CNAG-CRG researchers were also incredibly successful this year in attracting new funding, such as an ERC Synergy Project (BCLL@tlas) and several EU Horizon2020 projects (EUCanCan, which builds on the work of the ICGC-CLL project and EJP-RD). Our single-cell genomics activity brought funding from the Chan-Zuckerberg Initiative to partner up with the Human Cell Atlas project. We are taking on international leadership in genome analysis through the EU-funded EASI-Genomics Infrastructure Project, which we will be coordinating. Apart from many infrastructure activities that will be possible through this project, we will be able to establish the international standardisation of methods in genomics. Our first Innovative Medicines Initiative (IMI) project, focussed on immunotherapy for cancer, will commence in 2019. IMI projects are collaborative projects between academia and industry. A new Marie Skłodowska-Curie European Training Network, ChromDesign, will support PhD students working on nuclear structure projects. The European Commission is also supporting a Coordination and Support Action for LifeTime for the preparation of a Future and Emerging Technologies Flagship Project. 

The development of computational tools for different types of analyses of genomic data are an important part of our activity. This year we released several new computational tools, namely GEM-BS, which was adopted as the standard pipeline for DNA methylation analysis by the International Human Epigenome Consortium, BigScale for single-cell analysis, and TADbit and TADkit, tools for analysing nuclear conformation. 

Personalised medicine is a hot topic, and genomics has a major part to play in it. An EU member state initiative to share more that 1 million human genomes together with phenotype and clinical data across Europe in an interoperable and federated manner was launched in 2018. Several of our initiatives are putting us in an excellent position to play a major role in this project: the NAGEN1000, a pilot project funded by the Servicio Navarro de Salud-Osasunbidea, and the two Catalan PERIS projects, MedPerCan and URDCat, on the integration of genomic information into the clinical system. These projects put us on a solid path towards the fully-fledged implementation of personalised medicine and will allow us to play a key role in the medicine of the future. 

The EGA is a service for the permanent archiving and sharing of all types of personally identifiable genetic and phenotypic data resulting from biomedical research projects. The data at EGA were compiled from people whose consent agreements authorise data release only for specific research use or to bona fide researchers. Strict protocols govern how information is managed, stored and distributed by the EGA project. 

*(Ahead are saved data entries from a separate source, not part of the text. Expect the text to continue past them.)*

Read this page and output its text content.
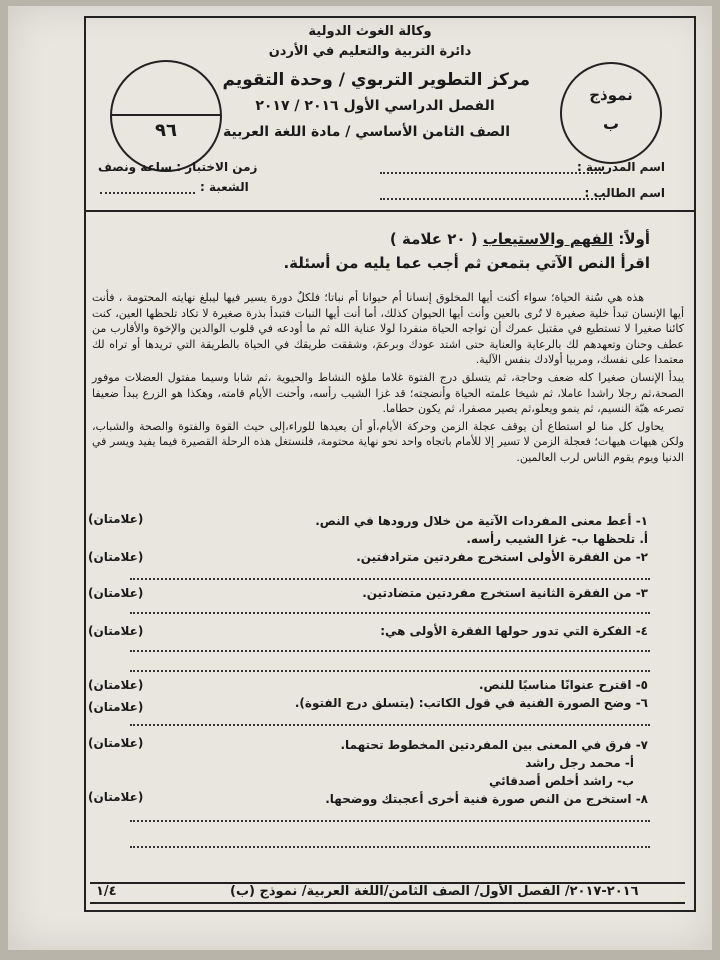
وكالة الغوث الدولية
دائرة التربية والتعليم في الأردن
مركز التطوير التربوي / وحدة التقويم
الفصل الدراسي الأول ٢٠١٦ / ٢٠١٧
الصف الثامن الأساسي / مادة اللغة العربية
٩٦
نموذج
ب
اسم المدرسة :
اسم الطالب :
زمن الاختبار : ساعة ونصف
الشعبة :
أولاً: الفهم والاستيعاب ( ٢٠ علامة )
اقرأ النص الآتي بتمعن ثم أجب عما يليه من أسئلة.

هذه هي سُنة الحياة؛ سواء أكنت أيها المخلوق إنسانا أم حيوانا أم نباتا؛ فلكلٌ دورة يسير فيها ليبلغ نهايته المحتومة ، فأنت أيها الإنسان تبدأ خلية صغيرة لا تُرى بالعين وأنت أيها الحيوان كذلك، أما أنت أيها النبات فتبدأ بذرة صغيرة لا تكاد تلحظها العين، كنت كائنا صغيرا لا تستطيع في مقتبل عمرك أن تواجه الحياة منفردا لولا عناية الله ثم ما أودعه في قلوب الوالدين والإخوة والأقارب من عطف وحنان وتعهدهم لك بالرعاية والعناية حتى اشتد عودك وبرعمَ، وشققت طريقك في الحياة بالطريقة التي تريدها أو تراه لك معتمدا على نفسك، ومربيا أولادك بنفس الآلية.

يبدأ الإنسان صغيرا كله ضعف وحاجة، ثم يتسلق درج الفتوة غلاما ملؤه النشاط والحيوية ،ثم شابا وسيما مفتول العضلات موفور الصحة،ثم رجلا راشدا عاملا، ثم شيخا علمته الحياة وأنضجته؛ قد غزا الشيب رأسه، وأحنت الأيام قامته، وهكذا هو الزرع يبدأ ضعيفا تصرعه هبّة النسيم، ثم ينمو ويعلو،ثم يصير مصفرا، ثم يكون حطاما.

يحاول كل منا لو استطاع أن يوقف عجلة الزمن وحركة الأيام،أو أن يعيدها للوراء،إلى حيث القوة والفتوة والصحة والشباب، ولكن هيهات هيهات؛ فعجلة الزمن لا تسير إلا للأمام باتجاه واحد نحو نهاية محتومة، فلنستغل هذه الرحلة القصيرة فيما يفيد ويسر في الدنيا ويوم يقوم الناس لرب العالمين.

١- أعط معنى المفردات الآتية من خلال ورودها في النص.
(علامتان)
أ. تلحظها ب- غزا الشيب رأسه.
٢- من الفقرة الأولى استخرج مفردتين مترادفتين.
(علامتان)
٣- من الفقرة الثانية استخرج مفردتين متضادتين.
(علامتان)
٤- الفكرة التي تدور حولها الفقرة الأولى هي:
(علامتان)
٥- اقترح عنوانًا مناسبًا للنص.
(علامتان)
٦- وضح الصورة الفنية في قول الكاتب: (يتسلق درج الفتوة).
(علامتان)
٧- فرق في المعنى بين المفردتين المخطوط تحتهما.
(علامتان)
أ- محمد رجل راشد
ب- راشد أخلص أصدقائي
٨- استخرج من النص صورة فنية أخرى أعجبتك ووضحها.
(علامتان)
٢٠١٦-٢٠١٧/ الفصل الأول/ الصف الثامن/اللغة العربية/ نموذج (ب)
١/٤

Since its launch, researchers from around the world have deposited and accessed different types of data from more than 1,700 studies in the EGA. These studies vary from large-scale array-based genotyping experiments on thousands of samples in case-control designs or population-based studies to sequencing-based studies designed to understand changes in the genome, transcriptome or epigenome in both normal tissue and in various diseases such as cancer. As a result, the EGA has grown from about 50 TB to 5,800 TB over the last six years.